Por miedo a parecer ridícula, Emma quiso antes de entrar dar
un paseo por el puerto, y Bovary, por prudencia, guardó los billetes en su mano
en el bolsillo del pantalón, apretándola contra su vientre.
Ya en el vestíbulo Emma sintió latir fuertemente su corazón.

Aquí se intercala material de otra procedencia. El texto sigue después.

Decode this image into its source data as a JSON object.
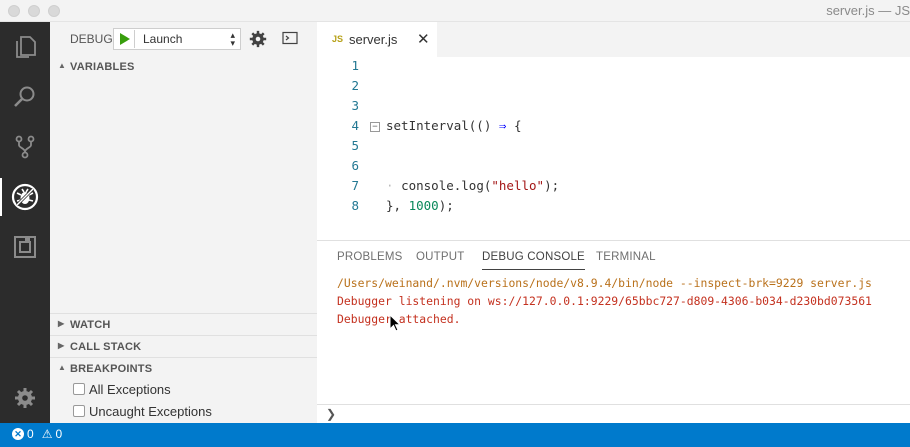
{
  "window": {
    "title": "server.js — JS"
  },
  "debug_toolbar": {
    "label": "DEBUG",
    "launch_config": "Launch"
  },
  "sidebar": {
    "variables_label": "VARIABLES",
    "watch_label": "WATCH",
    "call_stack_label": "CALL STACK",
    "breakpoints_label": "BREAKPOINTS",
    "breakpoints": [
      {
        "label": "All Exceptions",
        "checked": false
      },
      {
        "label": "Uncaught Exceptions",
        "checked": false
      }
    ]
  },
  "editor": {
    "tab": {
      "badge": "JS",
      "name": "server.js",
      "close": "✕"
    },
    "line_numbers": [
      "1",
      "2",
      "3",
      "4",
      "5",
      "6",
      "7",
      "8"
    ],
    "code": {
      "l4_fn": "setInterval(() ",
      "l4_arrow": "⇒",
      "l4_brace": " {",
      "l7_call": "console.log(",
      "l7_str": "\"hello\"",
      "l7_end": ");",
      "l8_start": "}, ",
      "l8_num": "1000",
      "l8_end": ");"
    }
  },
  "panel": {
    "tabs": [
      "PROBLEMS",
      "OUTPUT",
      "DEBUG CONSOLE",
      "TERMINAL"
    ],
    "active_tab": "DEBUG CONSOLE",
    "console_lines": [
      "/Users/weinand/.nvm/versions/node/v8.9.4/bin/node --inspect-brk=9229 server.js",
      "Debugger listening on ws://127.0.0.1:9229/65bbc727-d809-4306-b034-d230bd073561",
      "Debugger attached."
    ],
    "repl_prompt": "❯"
  },
  "statusbar": {
    "errors": "0",
    "warnings": "0"
  },
  "colors": {
    "accent": "#007acc",
    "activity_bar": "#2c2c2c",
    "console_error": "#c4311f",
    "console_path": "#b9711b"
  },
  "icons": {
    "activity": [
      "explorer-icon",
      "search-icon",
      "source-control-icon",
      "debug-icon",
      "extensions-icon",
      "settings-gear-icon"
    ]
  }
}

Sonrió involuntariamente, por vanidad, viendo a la muchedumbre que se
precipitaba a la derecha por otro corredor, mientras que ella subía a la
escalera del entresuelo. Se divirtió como un niño empujando con su dedo las
amplias puertas tapizadas; aspiró con todo su pecho el olor a polvo de los
pasillos, y una vez sentada en su palco echó el busto hacia atrás con una
desenvoltura de duquesa.
La sala empezaba a llenarse, la gente sacaba los gemelos de
los estuches, y los abonados se saludaban de lejos. Venían a distraerse con las
bellas artes de las preocupaciones del comercio; pero, sin olvidar los
«negocios», seguían hablando de algodones, de alcohol de ochenta y cinco grados
o de añil. Allí se veían cabezas de viejos, inexpresivas y pacíficas, y que, blanquecinas
de cabellos y de cutis, parecían medallas de plata empañadas por un vapor de
plomo. Los jóvenes elegantes se pavoneaban en el patio de butacas, luciendo en
la abertura de su chaleco su corbata rosa o verde manzana; y Madame Bovary los
contemplaba desde arriba apoyando sobre junquillos de empuñadura dorada la
palma tensa de sus guantes amarillos.
Entretanto, se encendieron las luces de la orquesta; la
lámpara bajó del techo derramando con la irradiación de sus luces una alegría
repentina en la sala; después entraron los músicos unos detrás de otros, y hubo
un prolongado guirigay de bajos que roncaban, violines que chirriaban,
trompetas que sonaban, flautas y flautines que piaban. Pero se oyeron tres
golpes en el escenario; comenzó un redoble de timbales, los instrumentos de
cobre tocaron acordes simultáneos, y al levantarse el telón apareció un paisaje.
Era la encrucijada de un bosque, con una fuente a la
izquierda, a la sombra de un roble. Campesinos y señores, con la manta al
hombro, cantaban todos juntos una canción de caza; luego apareció un capitán
que invocaba al ángel del mal elevando sus brazos al cielo; apareció otro; se
fueron y los cazadores volvieron a empezar.
Emma volvía a encontrarse en las lecturas de su juventud, en
pleno Walter Scott. Le parecía oír a través de la niebla el sonido de las
gaitas escocesas que se extendía por los brezos.